Mélanie Geelkens

La sacrée paire de Mélanie Geelkens | Les chasseurs de mammouths étaient aussi des femmes (pourquoi est-ce dérangeant?)

Mélanie Geelkens Journaliste, responsable éditoriale du Vif.be

Plusieurs études récentes démontrent qu’à la Préhistoire, l’humain était moins genré qu’on l’imagine. Les femmes chassaient également. Et si beaucoup rechignent à accepter ces informations, c’est parce qu’elles remettent en cause les supposés fondements «naturels» du patriarcat.

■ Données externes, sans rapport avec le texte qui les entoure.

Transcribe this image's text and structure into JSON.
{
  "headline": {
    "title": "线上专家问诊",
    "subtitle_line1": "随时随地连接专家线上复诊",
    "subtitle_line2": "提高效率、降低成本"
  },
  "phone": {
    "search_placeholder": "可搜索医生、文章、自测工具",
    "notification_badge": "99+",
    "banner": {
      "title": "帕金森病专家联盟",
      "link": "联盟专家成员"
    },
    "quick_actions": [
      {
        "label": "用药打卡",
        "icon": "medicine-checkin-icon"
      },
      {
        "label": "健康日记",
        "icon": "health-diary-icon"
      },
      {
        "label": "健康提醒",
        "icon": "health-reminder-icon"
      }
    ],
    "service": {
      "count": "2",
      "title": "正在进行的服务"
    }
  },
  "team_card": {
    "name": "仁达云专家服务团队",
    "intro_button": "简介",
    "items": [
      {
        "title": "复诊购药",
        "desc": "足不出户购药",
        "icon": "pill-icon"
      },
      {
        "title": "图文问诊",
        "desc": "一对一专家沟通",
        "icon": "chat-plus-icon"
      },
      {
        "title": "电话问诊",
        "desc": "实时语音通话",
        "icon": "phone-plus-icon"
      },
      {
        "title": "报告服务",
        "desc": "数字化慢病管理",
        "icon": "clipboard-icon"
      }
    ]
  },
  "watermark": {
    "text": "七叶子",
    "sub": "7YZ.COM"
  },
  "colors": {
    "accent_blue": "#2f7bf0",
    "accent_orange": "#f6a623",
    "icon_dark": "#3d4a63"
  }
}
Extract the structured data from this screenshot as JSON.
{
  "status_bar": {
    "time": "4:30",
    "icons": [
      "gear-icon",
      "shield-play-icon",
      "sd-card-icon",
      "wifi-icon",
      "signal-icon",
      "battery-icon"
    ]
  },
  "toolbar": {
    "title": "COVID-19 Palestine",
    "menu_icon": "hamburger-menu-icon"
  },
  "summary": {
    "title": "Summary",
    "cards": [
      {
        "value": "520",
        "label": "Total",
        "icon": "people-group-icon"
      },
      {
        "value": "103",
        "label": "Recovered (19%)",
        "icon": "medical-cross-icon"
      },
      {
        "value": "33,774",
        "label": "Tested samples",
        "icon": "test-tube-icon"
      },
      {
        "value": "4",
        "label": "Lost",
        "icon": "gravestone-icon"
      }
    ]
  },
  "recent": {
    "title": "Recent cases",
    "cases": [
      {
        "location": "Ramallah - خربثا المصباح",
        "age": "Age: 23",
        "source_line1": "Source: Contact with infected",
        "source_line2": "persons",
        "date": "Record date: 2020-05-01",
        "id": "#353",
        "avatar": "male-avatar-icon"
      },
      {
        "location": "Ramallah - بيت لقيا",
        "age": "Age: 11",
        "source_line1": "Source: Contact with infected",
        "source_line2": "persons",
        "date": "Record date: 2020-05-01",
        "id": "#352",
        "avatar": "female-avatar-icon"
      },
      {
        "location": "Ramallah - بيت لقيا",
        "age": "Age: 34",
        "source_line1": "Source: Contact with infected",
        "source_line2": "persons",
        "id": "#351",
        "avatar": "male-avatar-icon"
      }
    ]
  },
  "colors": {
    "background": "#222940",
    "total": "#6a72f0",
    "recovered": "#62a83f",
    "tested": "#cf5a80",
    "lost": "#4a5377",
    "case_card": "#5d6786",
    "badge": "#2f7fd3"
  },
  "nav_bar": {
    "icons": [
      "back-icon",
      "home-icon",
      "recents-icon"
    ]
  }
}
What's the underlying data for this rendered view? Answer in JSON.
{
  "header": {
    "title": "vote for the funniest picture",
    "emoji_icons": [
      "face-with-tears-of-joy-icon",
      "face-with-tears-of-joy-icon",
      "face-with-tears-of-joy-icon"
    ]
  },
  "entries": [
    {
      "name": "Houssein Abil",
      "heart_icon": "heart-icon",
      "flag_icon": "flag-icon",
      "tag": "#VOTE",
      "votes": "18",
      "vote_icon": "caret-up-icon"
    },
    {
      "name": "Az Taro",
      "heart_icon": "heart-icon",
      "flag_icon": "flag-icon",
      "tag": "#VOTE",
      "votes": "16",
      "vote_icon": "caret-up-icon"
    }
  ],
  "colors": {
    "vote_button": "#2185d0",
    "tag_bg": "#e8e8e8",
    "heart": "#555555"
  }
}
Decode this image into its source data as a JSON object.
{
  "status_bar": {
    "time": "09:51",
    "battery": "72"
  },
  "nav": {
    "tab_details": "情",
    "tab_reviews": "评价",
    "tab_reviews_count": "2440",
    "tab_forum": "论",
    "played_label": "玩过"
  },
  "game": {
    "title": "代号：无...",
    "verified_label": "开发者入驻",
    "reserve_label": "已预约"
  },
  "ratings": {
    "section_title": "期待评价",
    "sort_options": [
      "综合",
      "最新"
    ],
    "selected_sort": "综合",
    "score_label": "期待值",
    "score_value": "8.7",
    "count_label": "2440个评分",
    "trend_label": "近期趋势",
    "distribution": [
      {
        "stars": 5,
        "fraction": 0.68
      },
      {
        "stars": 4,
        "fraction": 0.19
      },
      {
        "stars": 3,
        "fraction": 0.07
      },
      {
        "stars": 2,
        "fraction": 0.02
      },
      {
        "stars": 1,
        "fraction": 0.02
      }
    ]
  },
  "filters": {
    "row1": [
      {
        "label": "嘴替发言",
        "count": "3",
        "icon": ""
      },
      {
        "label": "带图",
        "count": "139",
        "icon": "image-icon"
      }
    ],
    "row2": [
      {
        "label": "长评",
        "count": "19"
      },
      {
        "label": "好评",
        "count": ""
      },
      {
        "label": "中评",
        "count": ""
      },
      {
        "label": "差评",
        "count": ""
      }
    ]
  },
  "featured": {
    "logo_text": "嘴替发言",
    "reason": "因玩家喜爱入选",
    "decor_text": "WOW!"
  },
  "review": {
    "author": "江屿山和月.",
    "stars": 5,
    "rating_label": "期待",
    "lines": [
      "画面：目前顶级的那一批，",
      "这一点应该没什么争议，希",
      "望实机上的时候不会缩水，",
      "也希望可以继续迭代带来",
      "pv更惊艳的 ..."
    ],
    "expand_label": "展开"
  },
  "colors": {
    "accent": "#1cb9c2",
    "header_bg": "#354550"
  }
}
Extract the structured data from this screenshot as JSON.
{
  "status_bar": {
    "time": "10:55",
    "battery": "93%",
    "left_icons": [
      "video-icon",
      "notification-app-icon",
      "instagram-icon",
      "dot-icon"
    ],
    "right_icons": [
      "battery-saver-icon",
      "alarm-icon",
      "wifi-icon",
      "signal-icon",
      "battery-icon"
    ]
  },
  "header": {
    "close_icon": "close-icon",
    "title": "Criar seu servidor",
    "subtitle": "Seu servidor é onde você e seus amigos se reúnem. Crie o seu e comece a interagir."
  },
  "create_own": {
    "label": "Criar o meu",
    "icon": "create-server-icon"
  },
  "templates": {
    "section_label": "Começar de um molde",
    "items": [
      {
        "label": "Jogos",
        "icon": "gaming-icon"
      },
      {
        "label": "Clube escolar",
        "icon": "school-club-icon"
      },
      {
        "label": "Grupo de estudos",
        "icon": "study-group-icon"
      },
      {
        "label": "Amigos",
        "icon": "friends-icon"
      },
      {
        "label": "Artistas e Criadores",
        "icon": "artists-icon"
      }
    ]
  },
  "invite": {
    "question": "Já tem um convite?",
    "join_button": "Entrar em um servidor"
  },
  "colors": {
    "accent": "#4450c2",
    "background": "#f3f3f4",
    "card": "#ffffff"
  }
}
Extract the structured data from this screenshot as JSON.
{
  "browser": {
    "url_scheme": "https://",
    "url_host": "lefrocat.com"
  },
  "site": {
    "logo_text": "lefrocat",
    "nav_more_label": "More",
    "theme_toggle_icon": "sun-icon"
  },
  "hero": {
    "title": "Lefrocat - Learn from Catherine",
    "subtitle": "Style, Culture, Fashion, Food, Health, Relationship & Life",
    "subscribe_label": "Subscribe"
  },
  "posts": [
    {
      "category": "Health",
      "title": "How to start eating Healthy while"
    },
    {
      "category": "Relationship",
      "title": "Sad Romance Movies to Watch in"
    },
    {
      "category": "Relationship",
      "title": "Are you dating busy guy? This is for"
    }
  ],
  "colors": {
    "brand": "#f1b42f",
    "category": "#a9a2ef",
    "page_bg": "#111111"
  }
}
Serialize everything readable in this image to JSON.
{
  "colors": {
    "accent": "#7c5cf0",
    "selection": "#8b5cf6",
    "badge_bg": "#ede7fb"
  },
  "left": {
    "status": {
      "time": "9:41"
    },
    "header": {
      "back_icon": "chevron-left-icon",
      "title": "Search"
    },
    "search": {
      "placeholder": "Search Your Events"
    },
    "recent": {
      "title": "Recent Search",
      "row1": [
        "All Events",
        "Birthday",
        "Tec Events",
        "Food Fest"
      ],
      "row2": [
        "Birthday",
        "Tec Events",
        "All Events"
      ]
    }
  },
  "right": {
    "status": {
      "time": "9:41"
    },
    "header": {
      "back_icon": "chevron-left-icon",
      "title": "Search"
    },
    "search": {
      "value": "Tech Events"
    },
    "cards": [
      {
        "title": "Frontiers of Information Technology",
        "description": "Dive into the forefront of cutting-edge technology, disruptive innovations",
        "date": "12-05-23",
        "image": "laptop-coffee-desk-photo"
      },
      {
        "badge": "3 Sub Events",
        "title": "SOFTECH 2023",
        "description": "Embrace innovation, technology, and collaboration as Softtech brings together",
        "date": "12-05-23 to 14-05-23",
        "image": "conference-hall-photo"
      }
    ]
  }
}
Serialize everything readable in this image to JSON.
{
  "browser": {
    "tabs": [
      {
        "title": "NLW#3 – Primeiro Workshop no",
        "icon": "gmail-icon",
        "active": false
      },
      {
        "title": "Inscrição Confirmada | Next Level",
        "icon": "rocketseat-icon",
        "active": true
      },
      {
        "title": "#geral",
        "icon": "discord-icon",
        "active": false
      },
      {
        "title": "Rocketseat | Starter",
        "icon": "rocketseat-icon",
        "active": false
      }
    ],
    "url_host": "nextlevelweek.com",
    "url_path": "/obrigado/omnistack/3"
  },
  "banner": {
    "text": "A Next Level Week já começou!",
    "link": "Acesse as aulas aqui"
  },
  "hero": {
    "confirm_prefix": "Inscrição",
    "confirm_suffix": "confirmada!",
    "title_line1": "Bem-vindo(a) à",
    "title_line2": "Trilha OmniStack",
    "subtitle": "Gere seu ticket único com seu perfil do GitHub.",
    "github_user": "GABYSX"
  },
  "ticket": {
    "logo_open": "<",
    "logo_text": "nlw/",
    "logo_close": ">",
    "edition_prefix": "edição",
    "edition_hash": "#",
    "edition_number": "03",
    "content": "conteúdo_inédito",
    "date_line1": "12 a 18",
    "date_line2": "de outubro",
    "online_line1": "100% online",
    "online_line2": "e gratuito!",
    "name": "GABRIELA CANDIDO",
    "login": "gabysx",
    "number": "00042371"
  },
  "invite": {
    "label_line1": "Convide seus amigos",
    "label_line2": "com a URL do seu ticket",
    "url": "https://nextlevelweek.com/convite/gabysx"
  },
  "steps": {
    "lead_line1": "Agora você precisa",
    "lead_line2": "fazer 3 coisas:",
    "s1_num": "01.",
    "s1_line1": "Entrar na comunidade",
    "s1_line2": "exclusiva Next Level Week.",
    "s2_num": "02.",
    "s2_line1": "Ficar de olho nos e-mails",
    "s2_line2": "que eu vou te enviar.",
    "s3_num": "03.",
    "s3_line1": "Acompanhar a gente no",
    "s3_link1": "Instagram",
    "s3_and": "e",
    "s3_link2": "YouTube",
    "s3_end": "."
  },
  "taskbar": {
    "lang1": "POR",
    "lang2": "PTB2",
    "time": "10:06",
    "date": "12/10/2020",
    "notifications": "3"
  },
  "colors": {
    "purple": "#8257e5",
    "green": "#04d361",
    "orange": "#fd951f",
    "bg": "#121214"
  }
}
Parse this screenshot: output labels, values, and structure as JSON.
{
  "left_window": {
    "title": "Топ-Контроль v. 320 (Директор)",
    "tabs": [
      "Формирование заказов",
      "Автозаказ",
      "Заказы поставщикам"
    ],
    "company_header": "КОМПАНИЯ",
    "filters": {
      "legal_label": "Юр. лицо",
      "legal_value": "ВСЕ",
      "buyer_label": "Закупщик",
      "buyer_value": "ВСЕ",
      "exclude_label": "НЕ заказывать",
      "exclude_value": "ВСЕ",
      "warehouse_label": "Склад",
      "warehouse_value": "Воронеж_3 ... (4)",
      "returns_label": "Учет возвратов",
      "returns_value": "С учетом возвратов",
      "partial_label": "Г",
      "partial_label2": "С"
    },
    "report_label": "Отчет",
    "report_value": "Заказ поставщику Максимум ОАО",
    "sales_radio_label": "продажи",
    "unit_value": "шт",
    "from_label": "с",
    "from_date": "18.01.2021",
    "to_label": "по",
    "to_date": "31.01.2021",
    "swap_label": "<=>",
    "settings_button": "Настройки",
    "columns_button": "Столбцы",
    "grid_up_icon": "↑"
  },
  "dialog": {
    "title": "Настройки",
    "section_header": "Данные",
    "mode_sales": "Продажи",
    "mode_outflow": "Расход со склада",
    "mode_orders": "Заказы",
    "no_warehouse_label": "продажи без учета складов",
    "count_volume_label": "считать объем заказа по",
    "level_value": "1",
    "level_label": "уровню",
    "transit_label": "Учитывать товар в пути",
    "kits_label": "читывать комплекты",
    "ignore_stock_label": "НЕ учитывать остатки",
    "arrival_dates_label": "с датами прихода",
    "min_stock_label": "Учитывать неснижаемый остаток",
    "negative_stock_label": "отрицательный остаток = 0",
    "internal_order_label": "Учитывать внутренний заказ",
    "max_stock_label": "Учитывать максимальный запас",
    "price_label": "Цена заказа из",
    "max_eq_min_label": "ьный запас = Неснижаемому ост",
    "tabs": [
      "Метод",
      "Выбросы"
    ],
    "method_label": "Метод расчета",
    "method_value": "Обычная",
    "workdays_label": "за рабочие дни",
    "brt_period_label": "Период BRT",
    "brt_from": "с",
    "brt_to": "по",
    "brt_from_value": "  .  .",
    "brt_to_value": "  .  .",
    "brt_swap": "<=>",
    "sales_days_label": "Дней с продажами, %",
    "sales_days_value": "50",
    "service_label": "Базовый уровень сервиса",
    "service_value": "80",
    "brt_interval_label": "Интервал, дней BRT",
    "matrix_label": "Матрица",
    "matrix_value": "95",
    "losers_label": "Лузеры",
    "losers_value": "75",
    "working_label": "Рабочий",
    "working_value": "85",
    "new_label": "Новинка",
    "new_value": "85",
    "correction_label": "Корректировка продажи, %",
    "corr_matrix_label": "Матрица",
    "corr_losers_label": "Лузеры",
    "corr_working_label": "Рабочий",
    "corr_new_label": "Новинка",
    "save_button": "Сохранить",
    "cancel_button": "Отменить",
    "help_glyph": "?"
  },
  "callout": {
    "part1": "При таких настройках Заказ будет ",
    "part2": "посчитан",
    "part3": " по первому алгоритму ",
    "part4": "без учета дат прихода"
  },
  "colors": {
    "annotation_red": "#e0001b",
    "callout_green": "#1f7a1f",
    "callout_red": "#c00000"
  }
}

Les Suédois l’appellent Birka, du nom de la ville de son ensevelissement. Une tombe de premier rang: hache, lances, flèches, couteau, boucliers et deux chevaux entourant la dépouille. Probablement la crème de la crème des guerriers vikings, pensèrent les archéologues en découvrant la sépulture en 1878. Sauf que Birka était… une guerrière. Des analyses ADN et ostéologiques le prouvèrent en 2017, mais certains scientifiques continuent de ronchonner. Impossible, grincent-ils. Les os avaient dû, à l’époque, être mal étiquetés, ou mélangés à ceux d’autres squelettes enterrés aux alentours (l’archéologie du XIXe siècle manquait sans doute de dames pour faire correctement le ménage).

Sauf qu’en 2020, des universitaires américains ont révélé que plus de 40% des tombeaux préhistoriques où des objets de chasse au gros gibier furent retrouvés, de l’Alaska à l’Argentine, étaient en réalité des sépultures féminines. «Mais […] certain-x-es archéologues ont une curieuse tendance à conclure qu’il y a erreur sur la détermination du genre, ou que les armes sont en réalité des ustensiles de cuisine», écrit la physicienne suisse et journaliste scientifique Lucia Sillig dans son tout récent ouvrage Game ovaire. Pour en finir avec les arguments scientifiques sexistes et périmés.

Tant pis si une étude, publiée en 2023 dans la renommée revue Plos One, révèle que dans 80% des sociétés vivant toujours de la chasse et de la cueillette les femmes manient aussi la lance (où n’importe quel outil servant à abattre leur future barbaque). Non, vraiment, imaginer que les scientifiques aient pu interpréter leurs découvertes en y appliquant les biais genrés de leur époque, mais enfin, quelle audace! Quel postulat fantaisiste!

Puisque le mâle préhistorique chassait le mammouth pendant que bobonne patientait à la grotte, qu’elle reste aujourd’hui bien cantonnée au foyer.

S’il est apparemment si difficile d’admettre que les chasseurs-cueilleurs n’étaient finalement pas nécessairement des chasseurs-cueilleuses, c’est probablement parce que cette prétendue division ancestrale du travail est censée rabattre le caquet de toutes les péronnelles qui osent se piquer de discours égalitaires. Puisque le mâle préhistorique chassait le mammouth pendant que bobonne patientait à la grotte, qu’elle reste aujourd’hui bien cantonnée au foyer.

Tout cela serait donc de l’inné (c’est-à-dire du naturel, du vrai, de l’immuable) et non de l’acquis (sous-entendu du construit, de l’artificiel, du modifiable). «Les arguments biologiques sont souvent dégainés pour repousser les revendications d’égalité et renvoyer tout le monde à la niche», résume Lucia Sillig. Qui cite, dans son livre, la préhistorienne Marylène Patou-Mathis: «La science préhistorique sonde les profondeurs du temps, là où le patriarcat est censé trouver sa justification originelle. Sauf que plus on en sait, moins on lui trouve de justification.»

Or, si les Néanderthaliens étaient plus dégenrés qu’imaginé, elles s’enracinent où, les inégalités? Quelque part vers le Néolithique, avance Lucia Sillig. Soit avec l’apparition de la sédentarité, de l’accumulation des richesses et de l’explosion de la natalité qui s’en sont suivies. «D’après ce que racontent les sépultures, c’est à ce moment-là que les différences de traitement entre les sexes ont commencé à se creuser.» Bouger, c’était bon pour l’égalité.